Foto: Desfile del orgullo gay de Tel Aviv. 2019
El 1 de junio marcó el advenimiento del Mes del Orgullo, el sacramento más importante del calendario religioso secular estadounidense. Durante el Mes del Orgullo, las escuelas públicas de todo el país enseñan a los niños pequeños las alegrías de las prácticas y orientaciones sexuales alternativas; las corporaciones revisten sus tiendas con atavíos de arcoíris de todo tipo; y el gobierno federal de los Estados Unidos proclama su fidelidad a la ideología LGBTQ+.
El público estadounidense, en su mayor parte, ha tomado históricamente el Mes del Orgullo no por lo que es, sino por lo que a veces pretende ser: un llamado a la tolerancia de los marginados. Pero eso, por supuesto, no es ni lo que es el Mes del Orgullo. El Mes del Orgullo no es un llamado a la igualdad sino un llamado a la revolución. El movimiento del Orgullo siempre fue un llamado a reemplazar las normas culturales históricas, probadas y verdaderas por normas culturales nuevas, no probadas y arriesgadas.
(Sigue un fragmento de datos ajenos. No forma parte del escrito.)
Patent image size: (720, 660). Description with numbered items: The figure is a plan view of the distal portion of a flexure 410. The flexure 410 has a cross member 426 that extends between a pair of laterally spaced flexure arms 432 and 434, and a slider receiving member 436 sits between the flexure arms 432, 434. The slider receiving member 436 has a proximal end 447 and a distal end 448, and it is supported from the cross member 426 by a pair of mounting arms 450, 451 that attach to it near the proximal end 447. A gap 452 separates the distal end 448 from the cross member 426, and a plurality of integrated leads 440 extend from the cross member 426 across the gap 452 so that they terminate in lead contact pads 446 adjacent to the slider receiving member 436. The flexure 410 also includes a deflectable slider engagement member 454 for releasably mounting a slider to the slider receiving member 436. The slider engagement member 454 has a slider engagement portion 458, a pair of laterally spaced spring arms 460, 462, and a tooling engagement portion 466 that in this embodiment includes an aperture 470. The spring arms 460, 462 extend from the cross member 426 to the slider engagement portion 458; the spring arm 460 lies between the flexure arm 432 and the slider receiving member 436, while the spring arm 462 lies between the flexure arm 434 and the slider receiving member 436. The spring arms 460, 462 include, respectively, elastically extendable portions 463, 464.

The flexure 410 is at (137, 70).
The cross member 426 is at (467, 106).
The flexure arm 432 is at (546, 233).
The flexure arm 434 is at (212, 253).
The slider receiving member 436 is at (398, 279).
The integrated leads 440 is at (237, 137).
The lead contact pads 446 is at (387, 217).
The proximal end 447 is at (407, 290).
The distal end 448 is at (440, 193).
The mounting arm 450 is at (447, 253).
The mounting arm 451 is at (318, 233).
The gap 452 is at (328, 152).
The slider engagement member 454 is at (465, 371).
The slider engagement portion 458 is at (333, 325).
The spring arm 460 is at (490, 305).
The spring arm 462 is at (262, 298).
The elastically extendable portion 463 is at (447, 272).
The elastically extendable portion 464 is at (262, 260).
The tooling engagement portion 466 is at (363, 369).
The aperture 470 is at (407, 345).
La heteronormatividad es una de esas normas probadas y verdaderas: la creencia correcta de que cualquier sociedad duradera se basa en díadas de hombres y mujeres que producen niños. Tal norma debe ser promovida. Pero Pride sugiere lo contrario: que la heteronormatividad es un estándar autoritario y discriminatorio que pone límites artificiales al pleno florecimiento de la sexualidad humana. ¡Explota la norma y maximiza la felicidad humana!
Este, por supuesto, fue precisamente el caso presentado por los exponentes originales de la revolución sexual. Herbert Marcuse, autor de “Eros and Civilization” (1955) pidió una reescritura de todas las normas sexuales para derribar la estructura capitalista. Buscó “una civilización no represiva, basada en una experiencia de ser fundamentalmente diferente, una relación fundamentalmente diferente entre el hombre y la naturaleza, y relaciones existenciales fundamentalmente diferentes”. Tal civilización solo podría nacer tratando “el cuerpo en su totalidad (como) un objeto de investidura, una cosa para disfrutar, un instrumento de placer”. El sexo se desvincularía del matrimonio y la paternidad; Marcuse argumentó que “las barreras contra la gratificación absoluta se convertirían en elementos de la libertad humana… Esta racionalidad sensual contiene sus propias leyes morales”.
En 1970, la feminista Shulamith Firestone argumentó que la revolución sexual traería consigo “no solo la eliminación del privilegio masculino, sino también la distinción sexual en sí misma: las diferencias genitales entre los seres humanos ya no tendrían importancia cultural”. La felicidad ahora se encontraría en una “reversión a una pansexualidad sin obstáculos, la ‘perversidad polimorfa’ de Freud, probablemente reemplazaría a la hetero/homo/bisexualidad”.
Ahora hemos llegado a la distopía buscada por Marcuse y Firestone: un mundo en el que todas las élites de nuestra sociedad participan en la reescritura de normas sociales duraderas a favor de la gratificación sexual sin fin. Sin embargo, para mantener esa distopía, nuestras élites sociales requieren un elemento más: la represión de las normas tradicionales. Una lucha justa podría dejar en su lugar las normas judeocristianas tradicionales; han demostrado ser bastante duraderos con el tiempo. Marcuse tenía una solución para ese problema: la represión. La promoción de la nueva moralidad requeriría anular la vieja. “(L)iberation of the Damned of the Earth presupone la supresión no sólo de sus antiguos sino también de sus nuevos amos”, escribió Marcuse.
Y así estalla la guerra cultural. Porque, después de todo, las viejas normas no mueren fácilmente. Deben ser asesinados para lograr el “Orgullo” en la alternativa. Y esa revolución requiere el ejercicio del poder cultural, gubernamental y corporativo de mar a mar brillante.